L’expansion et la mondialisation de la contrefaçon des parfums et cosmétiques
Les contrefacteurs ne sont plus forcément des simples artisans. A partir des années quatre-vingt-dix, une logique industrielle s’est substituée aux petits ateliers clandestins. Selon le Comité national anti-contrefaçon, la contrefaçon représenterait 10 % du marché mondial de la parfumerie et des cosmétiques. Pour Christine Lagarde, «la mondialisation de l’économie se double d’une mondialisation de la contrefaçon, qui peut nous laisser craindre une véritable contrefaçon de la mondialisation ».
Le rôle spécifique d’Internet dans la mondialisation de la contrefaçon
Grâce à la « toile », les contrefacteurs peuvent rester cachés et se « déplacer rapidement en cas de repérage». L’utilisation de cet outil technologique moderne favorise une forte réactivité, qui facilite ainsi une mise sur le marché des produits contrefaisants presque simultanément aux produits authentiques.

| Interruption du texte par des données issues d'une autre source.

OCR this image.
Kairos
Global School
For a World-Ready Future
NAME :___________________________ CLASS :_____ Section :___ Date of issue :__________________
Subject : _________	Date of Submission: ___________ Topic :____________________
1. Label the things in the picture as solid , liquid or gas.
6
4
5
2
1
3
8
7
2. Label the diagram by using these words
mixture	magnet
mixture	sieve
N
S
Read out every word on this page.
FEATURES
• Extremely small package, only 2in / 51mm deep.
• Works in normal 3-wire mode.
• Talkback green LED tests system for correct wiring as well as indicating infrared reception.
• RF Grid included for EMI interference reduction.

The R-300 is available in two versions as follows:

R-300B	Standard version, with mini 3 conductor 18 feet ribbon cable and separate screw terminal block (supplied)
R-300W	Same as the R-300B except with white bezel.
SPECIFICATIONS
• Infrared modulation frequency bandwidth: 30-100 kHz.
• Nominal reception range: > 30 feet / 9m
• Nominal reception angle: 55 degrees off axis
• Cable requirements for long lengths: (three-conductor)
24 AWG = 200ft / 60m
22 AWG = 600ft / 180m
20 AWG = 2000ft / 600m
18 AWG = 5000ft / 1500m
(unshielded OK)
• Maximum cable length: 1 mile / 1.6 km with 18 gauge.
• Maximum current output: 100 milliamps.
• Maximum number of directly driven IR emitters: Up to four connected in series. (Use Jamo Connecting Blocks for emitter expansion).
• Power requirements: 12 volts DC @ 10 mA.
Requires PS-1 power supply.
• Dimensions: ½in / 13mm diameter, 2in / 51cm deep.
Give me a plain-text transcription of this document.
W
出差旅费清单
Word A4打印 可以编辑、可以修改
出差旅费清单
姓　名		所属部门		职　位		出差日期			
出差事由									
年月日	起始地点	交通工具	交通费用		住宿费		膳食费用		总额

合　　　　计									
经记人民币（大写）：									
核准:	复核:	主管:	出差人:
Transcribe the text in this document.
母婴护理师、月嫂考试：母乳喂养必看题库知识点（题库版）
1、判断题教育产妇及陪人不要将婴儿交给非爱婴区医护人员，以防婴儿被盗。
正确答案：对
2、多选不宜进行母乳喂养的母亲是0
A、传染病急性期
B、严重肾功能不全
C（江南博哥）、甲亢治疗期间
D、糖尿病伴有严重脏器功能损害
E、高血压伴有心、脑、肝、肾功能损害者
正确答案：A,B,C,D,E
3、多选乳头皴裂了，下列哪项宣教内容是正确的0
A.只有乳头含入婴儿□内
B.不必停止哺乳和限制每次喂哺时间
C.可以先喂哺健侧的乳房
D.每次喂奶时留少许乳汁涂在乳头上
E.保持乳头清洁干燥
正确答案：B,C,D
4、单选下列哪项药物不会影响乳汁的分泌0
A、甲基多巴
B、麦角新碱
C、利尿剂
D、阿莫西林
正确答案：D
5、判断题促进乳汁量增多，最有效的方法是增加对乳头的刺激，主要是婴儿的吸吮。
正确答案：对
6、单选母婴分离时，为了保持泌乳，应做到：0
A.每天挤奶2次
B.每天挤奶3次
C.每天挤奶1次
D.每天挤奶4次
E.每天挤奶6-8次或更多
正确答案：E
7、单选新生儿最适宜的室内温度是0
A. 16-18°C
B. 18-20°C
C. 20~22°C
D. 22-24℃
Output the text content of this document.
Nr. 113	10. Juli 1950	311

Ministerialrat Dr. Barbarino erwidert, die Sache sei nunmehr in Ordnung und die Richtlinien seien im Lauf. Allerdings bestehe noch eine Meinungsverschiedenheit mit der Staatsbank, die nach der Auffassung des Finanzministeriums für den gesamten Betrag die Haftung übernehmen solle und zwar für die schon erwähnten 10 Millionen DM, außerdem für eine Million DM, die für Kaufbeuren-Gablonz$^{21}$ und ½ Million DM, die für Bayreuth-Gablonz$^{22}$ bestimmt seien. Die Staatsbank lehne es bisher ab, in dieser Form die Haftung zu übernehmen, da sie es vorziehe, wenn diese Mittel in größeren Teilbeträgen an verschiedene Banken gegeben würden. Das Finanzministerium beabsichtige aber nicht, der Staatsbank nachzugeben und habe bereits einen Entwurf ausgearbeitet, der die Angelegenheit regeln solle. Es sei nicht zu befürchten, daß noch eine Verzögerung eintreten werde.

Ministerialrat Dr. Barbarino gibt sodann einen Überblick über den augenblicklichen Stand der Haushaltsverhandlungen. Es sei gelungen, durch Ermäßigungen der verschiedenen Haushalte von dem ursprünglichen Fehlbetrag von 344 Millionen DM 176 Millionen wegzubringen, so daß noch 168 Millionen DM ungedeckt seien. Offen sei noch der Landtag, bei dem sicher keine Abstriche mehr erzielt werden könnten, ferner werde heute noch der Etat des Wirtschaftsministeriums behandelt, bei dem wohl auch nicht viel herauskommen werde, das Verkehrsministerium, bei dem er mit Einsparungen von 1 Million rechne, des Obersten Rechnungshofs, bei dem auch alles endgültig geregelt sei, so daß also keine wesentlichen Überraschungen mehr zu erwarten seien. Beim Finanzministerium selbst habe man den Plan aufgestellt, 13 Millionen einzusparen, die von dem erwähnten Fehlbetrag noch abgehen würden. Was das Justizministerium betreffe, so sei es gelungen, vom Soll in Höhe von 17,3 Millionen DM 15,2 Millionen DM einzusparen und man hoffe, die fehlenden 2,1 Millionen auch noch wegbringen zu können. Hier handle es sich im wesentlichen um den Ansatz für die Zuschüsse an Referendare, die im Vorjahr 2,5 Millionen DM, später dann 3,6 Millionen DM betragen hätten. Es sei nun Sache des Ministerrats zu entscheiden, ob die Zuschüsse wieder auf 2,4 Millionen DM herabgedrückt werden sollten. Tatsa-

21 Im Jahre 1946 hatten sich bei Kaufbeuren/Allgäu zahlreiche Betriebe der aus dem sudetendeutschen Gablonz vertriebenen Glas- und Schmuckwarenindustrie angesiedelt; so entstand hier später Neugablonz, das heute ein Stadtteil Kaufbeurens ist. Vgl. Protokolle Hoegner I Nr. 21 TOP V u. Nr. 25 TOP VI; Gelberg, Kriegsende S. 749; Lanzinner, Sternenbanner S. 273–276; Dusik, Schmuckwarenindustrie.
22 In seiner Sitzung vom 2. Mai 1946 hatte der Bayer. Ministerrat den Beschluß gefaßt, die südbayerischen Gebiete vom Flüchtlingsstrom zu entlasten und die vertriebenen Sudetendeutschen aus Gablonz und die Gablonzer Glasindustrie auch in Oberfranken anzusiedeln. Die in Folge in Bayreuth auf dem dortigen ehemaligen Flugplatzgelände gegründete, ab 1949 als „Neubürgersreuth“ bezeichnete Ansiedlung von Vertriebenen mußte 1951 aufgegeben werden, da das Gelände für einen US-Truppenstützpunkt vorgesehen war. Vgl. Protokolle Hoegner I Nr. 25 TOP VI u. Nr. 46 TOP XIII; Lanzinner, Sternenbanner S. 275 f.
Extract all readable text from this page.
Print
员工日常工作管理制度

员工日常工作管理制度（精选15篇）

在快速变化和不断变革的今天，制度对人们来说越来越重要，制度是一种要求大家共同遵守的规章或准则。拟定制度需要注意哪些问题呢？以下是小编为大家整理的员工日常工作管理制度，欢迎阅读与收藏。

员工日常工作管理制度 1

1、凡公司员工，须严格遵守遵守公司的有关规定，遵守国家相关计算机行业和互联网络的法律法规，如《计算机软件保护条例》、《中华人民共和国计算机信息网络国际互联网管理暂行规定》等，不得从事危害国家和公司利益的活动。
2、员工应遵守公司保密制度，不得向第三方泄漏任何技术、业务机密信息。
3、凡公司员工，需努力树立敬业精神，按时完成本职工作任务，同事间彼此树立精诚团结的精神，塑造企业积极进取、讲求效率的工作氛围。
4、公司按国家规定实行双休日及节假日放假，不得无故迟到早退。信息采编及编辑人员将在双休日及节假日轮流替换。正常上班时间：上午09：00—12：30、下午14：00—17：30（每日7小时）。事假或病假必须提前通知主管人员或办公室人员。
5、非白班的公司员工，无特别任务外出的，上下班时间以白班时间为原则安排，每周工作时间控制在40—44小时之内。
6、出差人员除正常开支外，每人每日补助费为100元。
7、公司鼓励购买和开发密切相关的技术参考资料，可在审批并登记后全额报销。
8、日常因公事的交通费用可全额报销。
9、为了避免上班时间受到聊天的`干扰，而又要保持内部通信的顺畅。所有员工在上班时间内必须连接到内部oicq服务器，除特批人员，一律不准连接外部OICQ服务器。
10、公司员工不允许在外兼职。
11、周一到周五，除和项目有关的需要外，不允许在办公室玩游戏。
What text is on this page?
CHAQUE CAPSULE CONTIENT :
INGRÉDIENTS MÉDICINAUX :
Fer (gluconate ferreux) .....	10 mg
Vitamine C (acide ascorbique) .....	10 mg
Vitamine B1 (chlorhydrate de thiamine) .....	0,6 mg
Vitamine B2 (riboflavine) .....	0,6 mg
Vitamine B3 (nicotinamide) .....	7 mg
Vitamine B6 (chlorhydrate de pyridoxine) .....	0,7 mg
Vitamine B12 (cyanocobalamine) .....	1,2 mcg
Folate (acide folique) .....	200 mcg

Les dangers de la contrefaçon
Véritable fléau économique et social, touchant même à la santé et à la sécurité des consommateurs, la contrefaçon fait des ravages. Toute création peut être contrefaite, copiée et illégalement importée. Les profits engendrés sont considérables.
Un enjeu de santé publique : l’altération de la confiance accordée par le consommateur
La marque est d’une part un gage de sécurité puisque dans le domaine particulier de l’élaboration des produits cosmétiques, les industriels sont tenus au respect de lourdes réglementations nationales et communautaires. De plus, les modes de distribution exclusifs rassurent le consommateur quant à la provenance et l’origine des produits. Au contraire, les contrefaçons, elles, élaborées sans contrôle de quelque nature que ce soit, font courir au consommateur des risques importants (allergies et autres effets indésirables).
Les contrefacteurs n’hésitent pas, dans un souci d’économie, à mettre en jeu la santé de l’acheteur, utilisant des composants chimiques dangereux. La marque est d’autre part un gage de qualité du produit. Dès lors s’agissant des parfums, l’utilisation de « jus » de qualité médiocre ne présentant qu’une vague ressemblance olfactive avec ceux des marques notoires, a des conséquences certaines : le parfum s’évapore et « tourne » très rapidement. Ainsi, la contrefaçon porte atteinte à la stabilité des économies de marché, basées sur la confiance des consommateurs dans l’innovation, la qualité et la sécurité des produits de marque.
Un enjeu économique pour l’industrie du luxe et pour le marché concurrentiel
« Les violations des droits de propriété intellectuelle nuisent aux intérêts économiques, fiscaux et commerciaux des parties contractantes ». En effet, la contrefaçon tue les efforts d’innovation des industriels, engendre des risques de « banalisation » de leurs produits et de « dévalorisation de leur image ». Or, si l’image de marque des industries du luxe est touchée, c’est l’essentiel de leur capital qui est atteint, ces derniers dépensant des sommes considérables en matière de recherche, développement, marketing et communication.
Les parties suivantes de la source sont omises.